I hadn't thought about what kind of kid I was until beginning my second-year clinical internship this year at an inpatient hospice in Philadelphia. I asked about death early, and I asked a lot of questions. Here and there, memories emerge of conversations I had early on while sitting in the backseat, listening to NPR. I remember a story about palliative care, and remember asking why it was controversial (this was more than a few years ago).

Even so, I was scared to begin my internship. I was scared to hold people's grief and anguish, scared of all the myriad ways that countertransference seeps out of our interactions with death and dying, scared to be considered weird and different for my interesting in working in thanatology.

But I forged ahead. I took the internship, still slightly frightened and unsure, and gave myself permission to find a new placement if I couldn't handle working in hospice.

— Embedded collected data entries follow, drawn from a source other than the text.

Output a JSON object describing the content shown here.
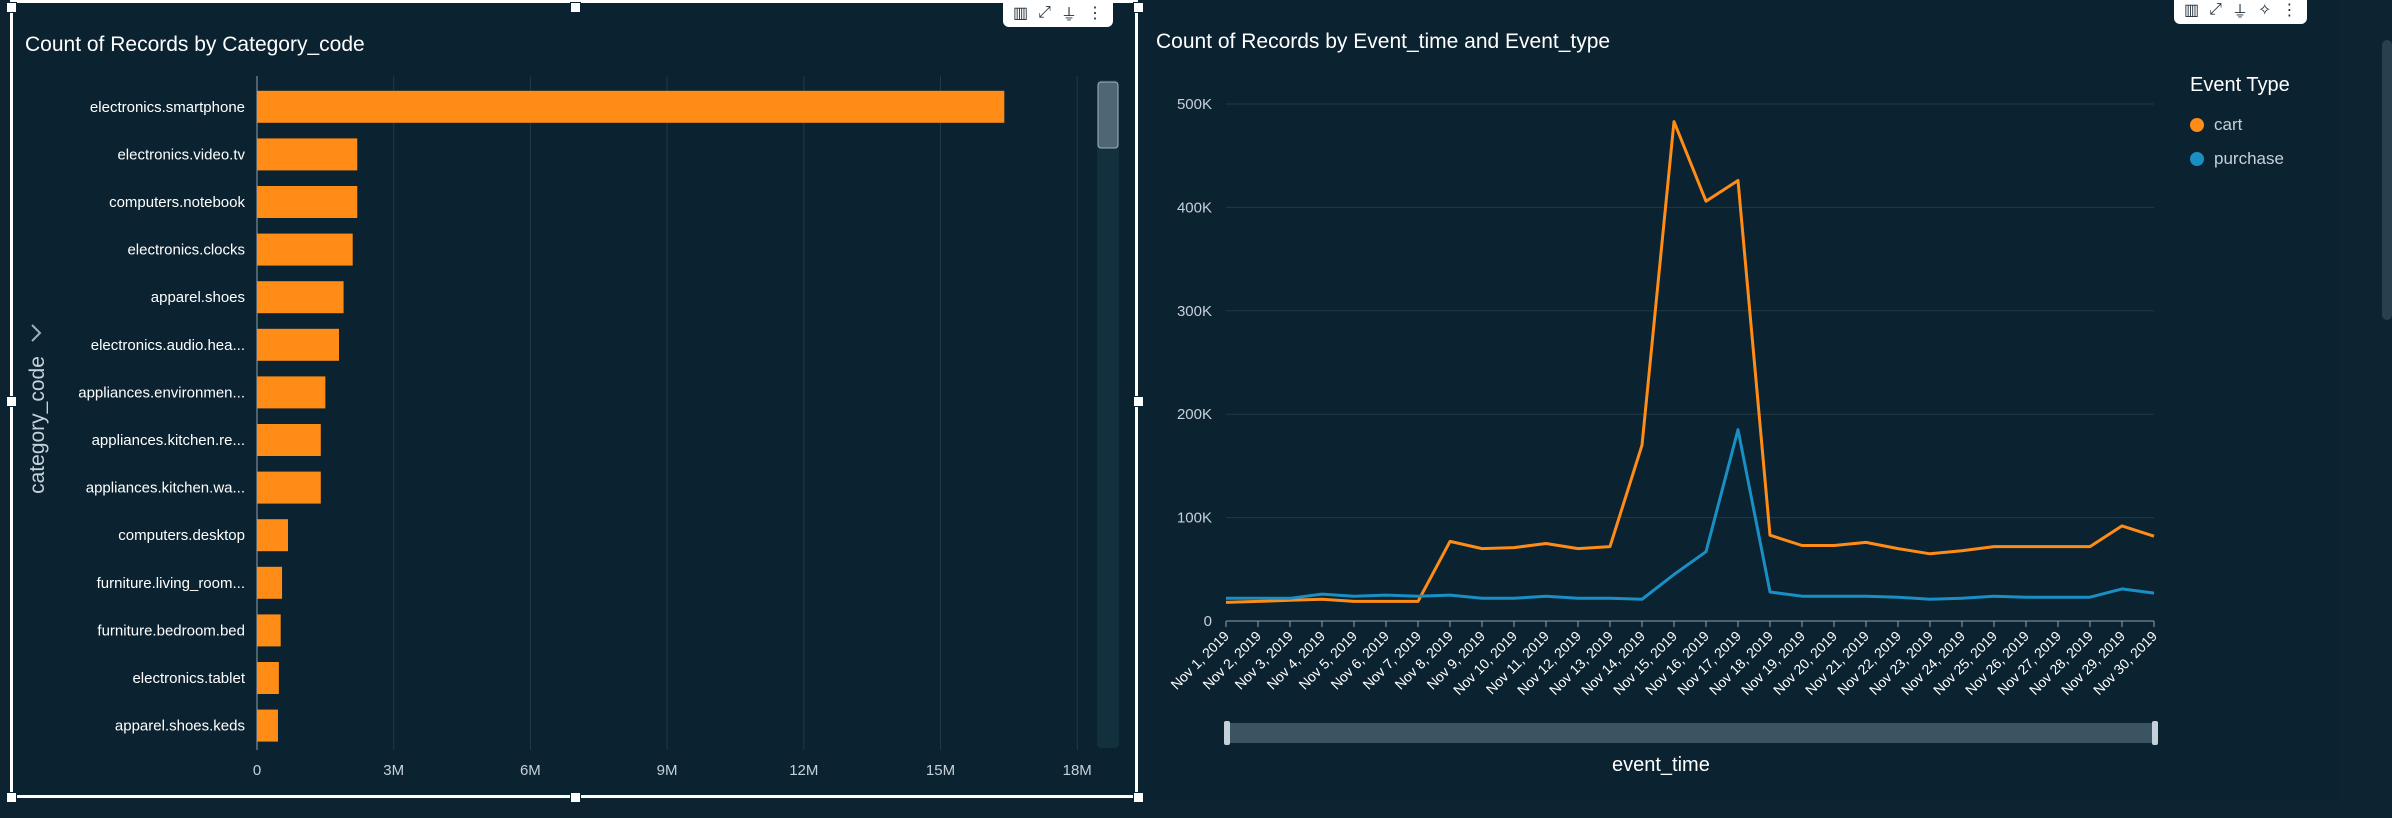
{
  "left_chart": {
    "toolbar_icons": [
      "chart-type-icon",
      "expand-icon",
      "filter-icon",
      "more-icon"
    ],
    "chart_data": {
      "type": "bar",
      "orientation": "horizontal",
      "title": "Count of Records by Category_code",
      "ylabel": "category_code",
      "xlabel": "",
      "categories": [
        "electronics.smartphone",
        "electronics.video.tv",
        "computers.notebook",
        "electronics.clocks",
        "apparel.shoes",
        "electronics.audio.hea...",
        "appliances.environmen...",
        "appliances.kitchen.re...",
        "appliances.kitchen.wa...",
        "computers.desktop",
        "furniture.living_room...",
        "furniture.bedroom.bed",
        "electronics.tablet",
        "apparel.shoes.keds"
      ],
      "values": [
        16400000,
        2200000,
        2200000,
        2100000,
        1900000,
        1800000,
        1500000,
        1400000,
        1400000,
        680000,
        550000,
        520000,
        480000,
        460000
      ],
      "xlim": [
        0,
        18500000
      ],
      "ticks": [
        0,
        3000000,
        6000000,
        9000000,
        12000000,
        15000000,
        18000000
      ],
      "tick_labels": [
        "0",
        "3M",
        "6M",
        "9M",
        "12M",
        "15M",
        "18M"
      ],
      "grid": true,
      "bar_color": "#ff8c17"
    }
  },
  "right_chart": {
    "toolbar_icons": [
      "chart-type-icon",
      "expand-icon",
      "filter-icon",
      "insight-icon",
      "more-icon"
    ],
    "chart_data": {
      "type": "line",
      "title": "Count of Records by Event_time and Event_type",
      "xlabel": "event_time",
      "ylabel": "",
      "x": [
        "Nov 1, 2019",
        "Nov 2, 2019",
        "Nov 3, 2019",
        "Nov 4, 2019",
        "Nov 5, 2019",
        "Nov 6, 2019",
        "Nov 7, 2019",
        "Nov 8, 2019",
        "Nov 9, 2019",
        "Nov 10, 2019",
        "Nov 11, 2019",
        "Nov 12, 2019",
        "Nov 13, 2019",
        "Nov 14, 2019",
        "Nov 15, 2019",
        "Nov 16, 2019",
        "Nov 17, 2019",
        "Nov 18, 2019",
        "Nov 19, 2019",
        "Nov 20, 2019",
        "Nov 21, 2019",
        "Nov 22, 2019",
        "Nov 23, 2019",
        "Nov 24, 2019",
        "Nov 25, 2019",
        "Nov 26, 2019",
        "Nov 27, 2019",
        "Nov 28, 2019",
        "Nov 29, 2019",
        "Nov 30, 2019"
      ],
      "series": [
        {
          "name": "cart",
          "color": "#ff8c17",
          "values": [
            18000,
            19000,
            20000,
            21000,
            19000,
            19000,
            19000,
            77000,
            70000,
            71000,
            75000,
            70000,
            72000,
            170000,
            483000,
            406000,
            426000,
            83000,
            73000,
            73000,
            76000,
            70000,
            65000,
            68000,
            72000,
            72000,
            72000,
            72000,
            92000,
            82000
          ]
        },
        {
          "name": "purchase",
          "color": "#1a8fc4",
          "values": [
            22000,
            22000,
            22000,
            26000,
            24000,
            25000,
            24000,
            25000,
            22000,
            22000,
            24000,
            22000,
            22000,
            21000,
            45000,
            67000,
            185000,
            28000,
            24000,
            24000,
            24000,
            23000,
            21000,
            22000,
            24000,
            23000,
            23000,
            23000,
            31000,
            27000
          ]
        }
      ],
      "ylim": [
        0,
        500000
      ],
      "ticks": [
        0,
        100000,
        200000,
        300000,
        400000,
        500000
      ],
      "tick_labels": [
        "0",
        "100K",
        "200K",
        "300K",
        "400K",
        "500K"
      ],
      "grid": true,
      "legend": {
        "title": "Event Type",
        "placement": "right"
      }
    }
  }
}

I could not be more pleased that I did just that. Working in hospice feels like it suits my soul, something at the very nature and essence of my being. People always ask me about what I do, and I grit my teeth before telling them, knowing that the reaction is a bit of morbid shock and awe, some fear, some respect hiding in the background.

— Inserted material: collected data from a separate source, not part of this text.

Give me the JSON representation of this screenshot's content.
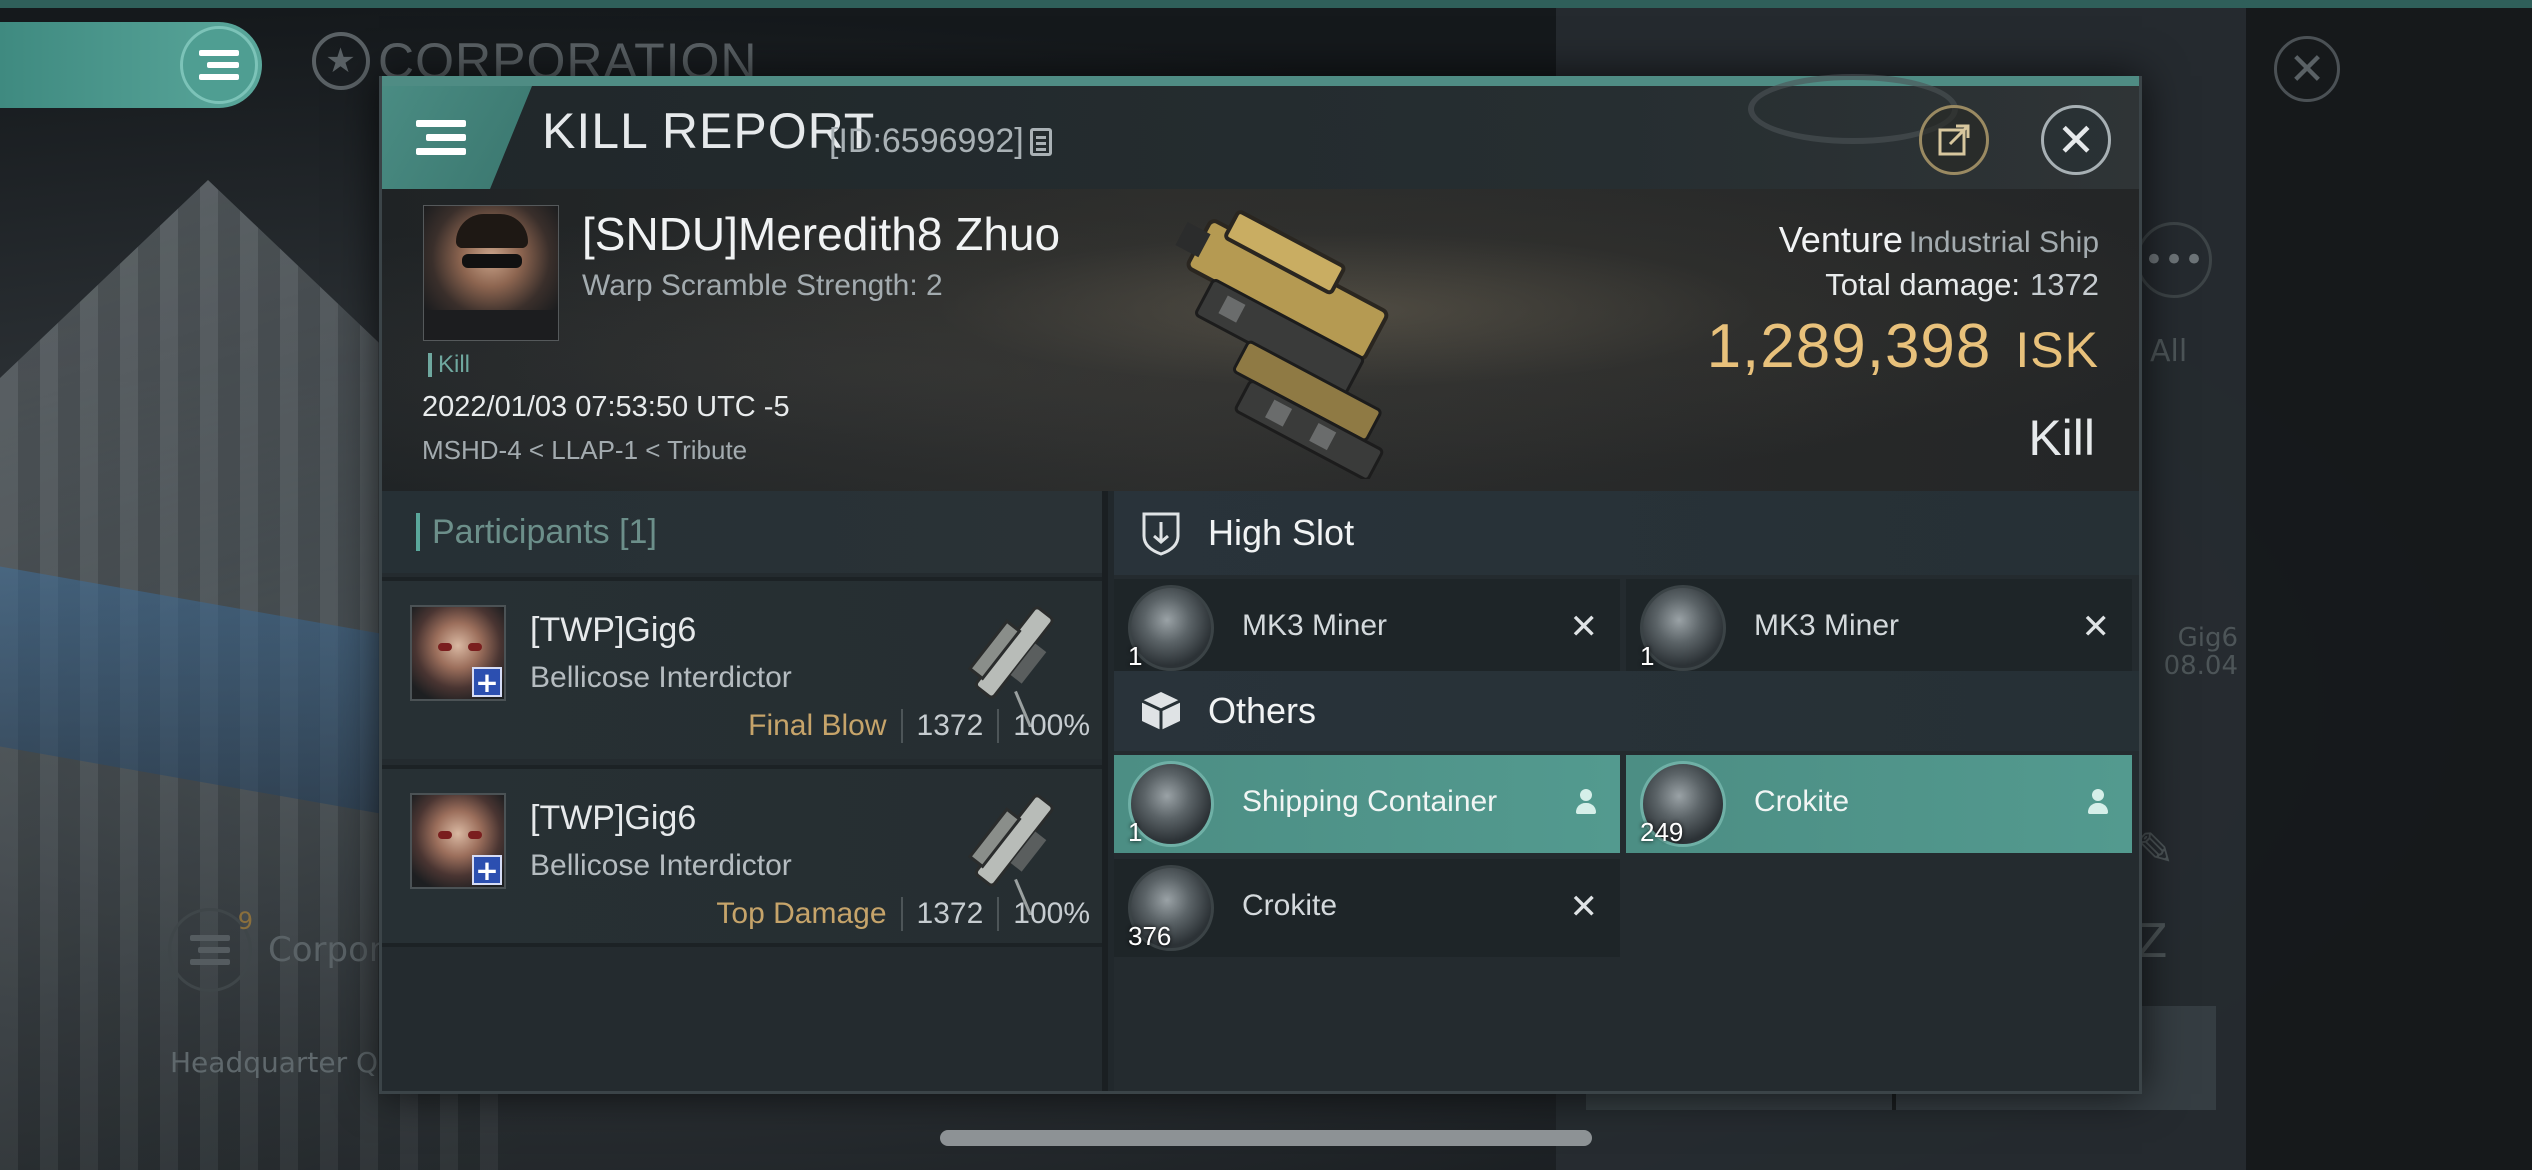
{
  "background": {
    "corporation_title": "CORPORATION",
    "corporation_short": "Corpor",
    "corporation_badge": "9",
    "headquarter_text": "Headquarter Q-T",
    "all_label": "All",
    "side_name": "Gig6",
    "side_date": "08.04"
  },
  "header": {
    "title": "KILL REPORT",
    "id_text": "[ID:6596992]"
  },
  "victim": {
    "name": "[SNDU]Meredith8 Zhuo",
    "warp_scramble": "Warp Scramble Strength: 2",
    "kill_tag": "Kill",
    "timestamp": "2022/01/03 07:53:50 UTC -5",
    "location": "MSHD-4 < LLAP-1 < Tribute",
    "ship_name": "Venture",
    "ship_class": "Industrial Ship",
    "total_damage_label": "Total damage:",
    "total_damage": "1372",
    "isk_value": "1,289,398",
    "isk_currency": "ISK",
    "kill_type": "Kill"
  },
  "participants": {
    "header": "Participants [1]",
    "rows": [
      {
        "name": "[TWP]Gig6",
        "ship": "Bellicose Interdictor",
        "label": "Final Blow",
        "damage": "1372",
        "percent": "100%"
      },
      {
        "name": "[TWP]Gig6",
        "ship": "Bellicose Interdictor",
        "label": "Top Damage",
        "damage": "1372",
        "percent": "100%"
      }
    ]
  },
  "high_slot": {
    "header": "High Slot",
    "items": [
      {
        "name": "MK3 Miner",
        "qty": "1",
        "action": "✕"
      },
      {
        "name": "MK3 Miner",
        "qty": "1",
        "action": "✕"
      }
    ]
  },
  "others": {
    "header": "Others",
    "items": [
      {
        "name": "Shipping Container",
        "qty": "1"
      },
      {
        "name": "Crokite",
        "qty": "249"
      },
      {
        "name": "Crokite",
        "qty": "376",
        "action": "✕"
      }
    ]
  },
  "colors": {
    "accent": "#4f8c84",
    "isk": "#e8c17b",
    "highlight_item": "#4c8e84"
  },
  "icons": [
    "menu-icon",
    "copy-icon",
    "share-icon",
    "close-icon",
    "high-slot-icon",
    "cargo-icon",
    "drop-icon",
    "destroyed-icon"
  ]
}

And I feel all those things, every single day, every interaction I have with a patient or their family. I am honored to participate in this process, to provide comfort, reassurance, and stability.

Something I have realized during my work in hospice is that to have an interest in death and dying does not imply a morbid fascination with the end of life. To me, it suggests a deep reverence for the life we are all lucky to live, even if only for a short time.

In assisting individuals and families through the dying process, we are also showing them how to continue living. To provide comfort to patients and their families and to do so with dignity, to lead by example in living a life that is affected by death but not overshadowed by it lets families know that they can do the same.

To a certain extent, I believe that hospice work is the kind of work you do if you can. There is something of a moral obligation to respond to the calling, or inclination, or interest--whatever you want to call it. The nurses, social workers, doctors and volunteers I have been fortunate enough to work with this past year are such immensely dedicated, compassionate, strong individuals, who perform their work with strength, pride, but above all, tenderness.

I feel blessed to be a part of a team that gives themselves to their work, that respects their patients and families, and that above all, honors life.